Kisame aveva trovato le giuste parole da dire a Sarana dopo l'incidente alla festa di Capodanno da Kiba. Le aveva racimolate parlando a Tayuya del divorzio e del secondo binario percorso insieme a Naruto. Persino il giorno in cui aveva rivisto Sasori all'improvviso, nonostante tutto quello che era successo durante il loro rapporto in gioventù, Kisame aveva capito esattamente come comportarsi. Aveva saputo precisamente cosa dire quando invitando Naruto a casa sua a cena mentre entrambi ormai erano consapevoli che il loro legame era evoluto in qualcosa di diverso. Kisame era stato certo di quello che aveva fatto nell'ufficio di Obito e delle sue azioni una volta trovatosi di fronte al misterioso ballerino mascherato.
Ma ora, in quell'istante, Kisame si stava rendendo conto di non possedere il tempo necessario per scegliere le giuste parole e le migliori azioni. Sapeva già che sarebbero uscite in seguito, una volta che avrebbe potuto prendersi quel tempo che adesso mancava.
Itachi, mi concederai una seconda occasione per dirtele queste parole? Io non so esprimermi con gli occhi come fai tu. Mettere insieme le frasi che servirebbero adesso so già che mi richiederà del tempo, anche solo un giorno, ma a me non piace restare con delle parole imprigionate dentro che non hanno avuto la loro occasione, finirebbero con lo scavarmi l'anima in un modo così doloroso da farmi perdere la ragione.

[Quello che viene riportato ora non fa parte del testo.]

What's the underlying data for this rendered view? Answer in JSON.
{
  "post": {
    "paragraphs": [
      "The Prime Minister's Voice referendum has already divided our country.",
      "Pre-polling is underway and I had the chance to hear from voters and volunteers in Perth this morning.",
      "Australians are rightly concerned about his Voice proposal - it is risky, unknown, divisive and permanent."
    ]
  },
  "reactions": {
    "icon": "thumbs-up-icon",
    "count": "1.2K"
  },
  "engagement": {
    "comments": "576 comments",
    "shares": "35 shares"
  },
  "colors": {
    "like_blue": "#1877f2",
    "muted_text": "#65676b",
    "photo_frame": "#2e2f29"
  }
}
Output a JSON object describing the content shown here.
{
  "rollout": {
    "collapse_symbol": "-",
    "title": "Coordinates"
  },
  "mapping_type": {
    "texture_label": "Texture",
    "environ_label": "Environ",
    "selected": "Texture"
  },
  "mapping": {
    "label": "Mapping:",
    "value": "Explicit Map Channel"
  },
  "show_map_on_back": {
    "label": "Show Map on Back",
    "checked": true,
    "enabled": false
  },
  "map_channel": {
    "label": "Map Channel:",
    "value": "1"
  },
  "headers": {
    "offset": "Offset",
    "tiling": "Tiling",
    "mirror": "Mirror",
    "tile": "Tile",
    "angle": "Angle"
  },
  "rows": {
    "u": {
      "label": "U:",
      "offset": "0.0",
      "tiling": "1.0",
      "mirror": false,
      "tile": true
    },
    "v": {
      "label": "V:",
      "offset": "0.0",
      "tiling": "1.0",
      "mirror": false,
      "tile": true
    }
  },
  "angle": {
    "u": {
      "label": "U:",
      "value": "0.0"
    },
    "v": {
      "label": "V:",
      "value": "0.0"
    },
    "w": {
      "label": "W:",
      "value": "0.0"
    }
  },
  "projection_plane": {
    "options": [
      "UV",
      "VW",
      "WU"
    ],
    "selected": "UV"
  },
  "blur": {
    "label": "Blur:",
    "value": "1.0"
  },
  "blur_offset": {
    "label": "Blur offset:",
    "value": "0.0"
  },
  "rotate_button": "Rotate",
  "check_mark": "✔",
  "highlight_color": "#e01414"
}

Kisame si rese conto che quella seconda occasione sarebbe stata necessaria anche per Obito, per la persona che era diventata adesso. Per quell'uomo che, come suo cugino Itachi, era rimasto sepolto sotto anni di dolore stratificato dal quale era riemerso grazie a quella donna minuta con gli occhi da cerbiatta ma dalla forza straordinaria che ora era lì a tenerlo per mano.
Anche per lei, Rin, Kisame avrebbe voluto un'altra circostanza, per il suo viso che trasudava bontà, semplicità e comprensione. L'espressione era sempre quella con la quale, da dietro il bancone del bar, gli aveva spiegato il motivo per cui Sasuke era sempre allo stesso tavolo nei fine settimana.

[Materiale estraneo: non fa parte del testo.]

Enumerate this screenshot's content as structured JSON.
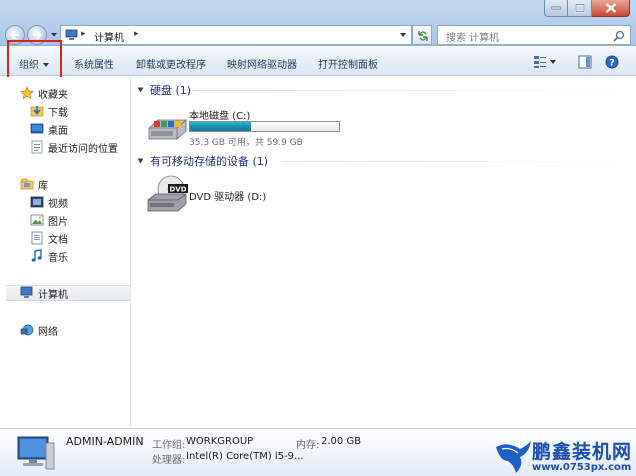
{
  "address": {
    "crumb": "计算机",
    "separator": "▸"
  },
  "search": {
    "placeholder": "搜索 计算机"
  },
  "toolbar": {
    "organize": "组织",
    "system_properties": "系统属性",
    "uninstall": "卸载或更改程序",
    "map_drive": "映射网络驱动器",
    "control_panel": "打开控制面板"
  },
  "nav": {
    "favorites": "收藏夹",
    "downloads": "下载",
    "desktop": "桌面",
    "recent": "最近访问的位置",
    "libraries": "库",
    "videos": "视频",
    "pictures": "图片",
    "documents": "文档",
    "music": "音乐",
    "computer": "计算机",
    "network": "网络"
  },
  "content": {
    "hdd_group": "硬盘 (1)",
    "local_disk": {
      "name": "本地磁盘 (C:)",
      "info": "35.3 GB 可用，共 59.9 GB",
      "used_fraction": 0.41
    },
    "removable_group": "有可移动存储的设备 (1)",
    "dvd": {
      "name": "DVD 驱动器 (D:)",
      "badge": "DVD"
    }
  },
  "details": {
    "computer_name": "ADMIN-ADMIN",
    "workgroup_label": "工作组:",
    "workgroup_value": "WORKGROUP",
    "memory_label": "内存:",
    "memory_value": "2.00 GB",
    "processor_label": "处理器:",
    "processor_value": "Intel(R) Core(TM) i5-9..."
  },
  "watermark": {
    "title": "鹏鑫装机网",
    "url": "www.0753px.com"
  },
  "colors": {
    "accent": "#1e3287",
    "drive_fill": "#1a8fb0",
    "highlight": "#e02020",
    "watermark": "#1d4fb0"
  }
}
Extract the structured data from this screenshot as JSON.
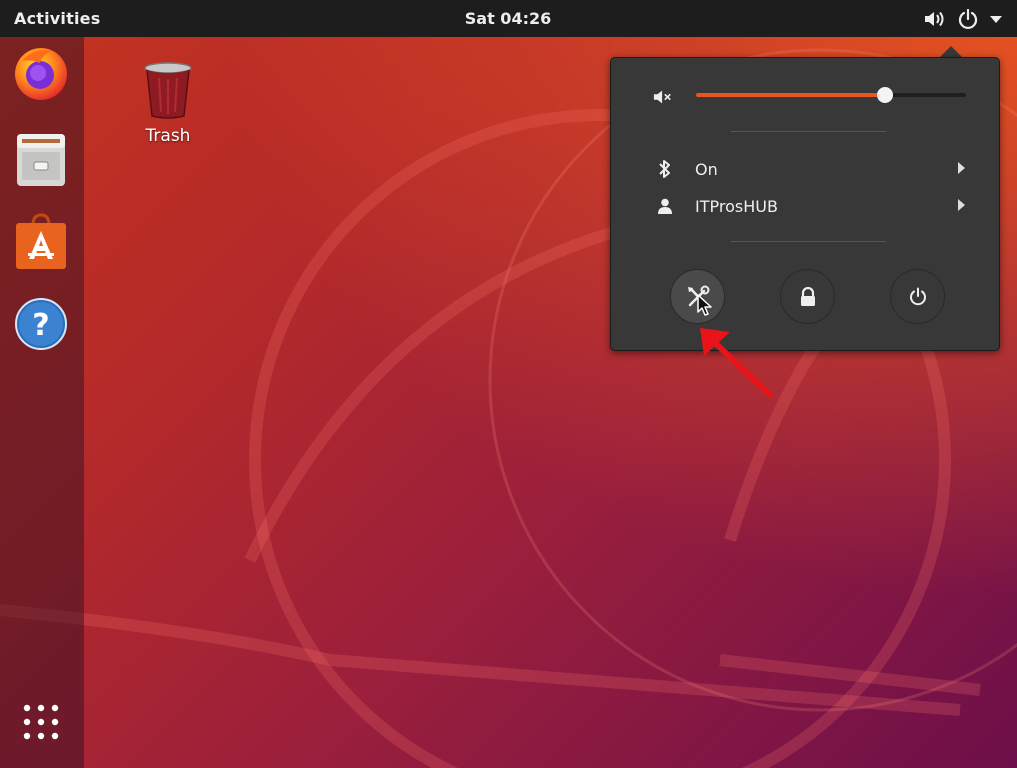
{
  "topbar": {
    "activities": "Activities",
    "clock": "Sat 04:26"
  },
  "tray": {
    "icons": [
      "volume-icon",
      "power-icon",
      "dropdown-arrow-icon"
    ]
  },
  "dock": {
    "items": [
      "firefox",
      "files",
      "ubuntu-software",
      "help"
    ],
    "show_apps": "app-grid-icon"
  },
  "desktop": {
    "trash_label": "Trash"
  },
  "menu": {
    "volume_level": 0.7,
    "bluetooth_label": "On",
    "user_label": "ITProsHUB",
    "buttons": [
      "settings-icon",
      "lock-icon",
      "power-off-icon"
    ]
  },
  "colors": {
    "accent": "#e95420",
    "menu_bg": "#383838",
    "topbar_bg": "#1d1d1d"
  }
}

L'avrebbe desiderata, una seconda occasione, per quei due ballerini visti soltanto di sfuggita e che ora aveva davanti, uno di loro aveva gli occhi identici a quelli di Nagato di un colore impossibile da dimenticare. L'altro sicuramente rappresentava un pezzo importate della vita di Itachi e Sasuke.

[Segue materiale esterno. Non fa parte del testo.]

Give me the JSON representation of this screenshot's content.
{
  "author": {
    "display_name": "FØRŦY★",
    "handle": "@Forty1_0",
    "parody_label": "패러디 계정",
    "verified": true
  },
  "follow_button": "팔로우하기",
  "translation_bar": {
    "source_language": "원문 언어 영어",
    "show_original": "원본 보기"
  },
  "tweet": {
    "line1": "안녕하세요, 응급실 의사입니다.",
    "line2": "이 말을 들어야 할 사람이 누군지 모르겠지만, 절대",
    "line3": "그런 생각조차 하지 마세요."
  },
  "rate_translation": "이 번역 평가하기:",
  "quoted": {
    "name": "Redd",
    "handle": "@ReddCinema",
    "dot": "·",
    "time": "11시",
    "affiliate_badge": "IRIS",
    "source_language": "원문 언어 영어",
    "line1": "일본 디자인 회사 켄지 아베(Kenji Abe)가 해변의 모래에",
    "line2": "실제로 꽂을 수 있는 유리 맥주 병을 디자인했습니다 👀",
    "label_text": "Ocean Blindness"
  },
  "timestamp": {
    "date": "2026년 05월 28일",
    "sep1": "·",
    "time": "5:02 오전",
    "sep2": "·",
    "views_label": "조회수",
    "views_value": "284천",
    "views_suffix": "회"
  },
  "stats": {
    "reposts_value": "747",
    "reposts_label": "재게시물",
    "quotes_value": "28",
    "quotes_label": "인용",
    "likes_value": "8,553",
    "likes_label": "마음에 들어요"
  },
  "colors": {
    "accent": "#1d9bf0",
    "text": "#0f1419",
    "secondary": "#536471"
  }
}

Kisame avrebbe voluto una prossima volta anche per quell'omaccione rude dalla pelle olivastra, ma dagli occhi e capelli molto belli e particolari, che lo aveva visto prendere la decisione di salire sul treno del terzo binario. In fin dei conti era anche grazie a lui se c' era riuscito, e sì, Kakuzu e Itachi erano amici e forse quella sere do oltre un anno prima l'avarissimo manager era stato generoso con la donnola concedendo a Kisame di parlarci.
E tu, Madara? Sotto quanti strati di dolore sei rimasto sepolto? Sei riuscito a scavare per uscirne? Lo so che a te piace fare tutto da solo, tuttavia vorrei saperla trovare anche per te l'occasione giusta. Forse sarà diversa da come l'hai sempre immaginata, ma le nostre vite in questi anni sono andate avanti e di cambiamenti di direzione, voluti o no, se ne sono verificati parecchi.
Erano tutti sullo stretto marciapiede sotto il vecchio portone di quel palazzo, ora, il chiasso infernale della via riempiva il silenzio impedendo forse loro di farsi prendere dal panico. Nessuno si poteva occupare delle parole e dei gesti giusti, adesso. Nessuno aveva tempo per le spiegazioni nonostante Kisame avesse riconosciuto Shisui, Yahiko e Kakuzu e viceversa. Le domande su quale rapporto avesse lui con Obito e Itachi avrebbero dovuto ancora attendere.
Yahiko, tu la verità a tuo fratello l'hai detta oppure oggi dovrà prendersi un'altra violenta pallonata in faccia?
Altra domanda che avrebbe dovuto armarsi di pazienza per il momento. Kisame aveva notato, per quel poco che lo aveva visto mentre si faceva visitare da Tsunade, quali problemi avesse Nagato. Non erano causati da qualcosa che non andava nel corpo bensì da quella sofferenza tanto grande quanto invisibile.
"Dobbiamo assolutamente entrare, Obito. Nagato è in casa ma non so se non vuole aprirmi di proposito o se è successo qualcosa di preoccupante" Itachi si era rivolto al cugino maggiore ma era palese come la richiesta fosse per tutti.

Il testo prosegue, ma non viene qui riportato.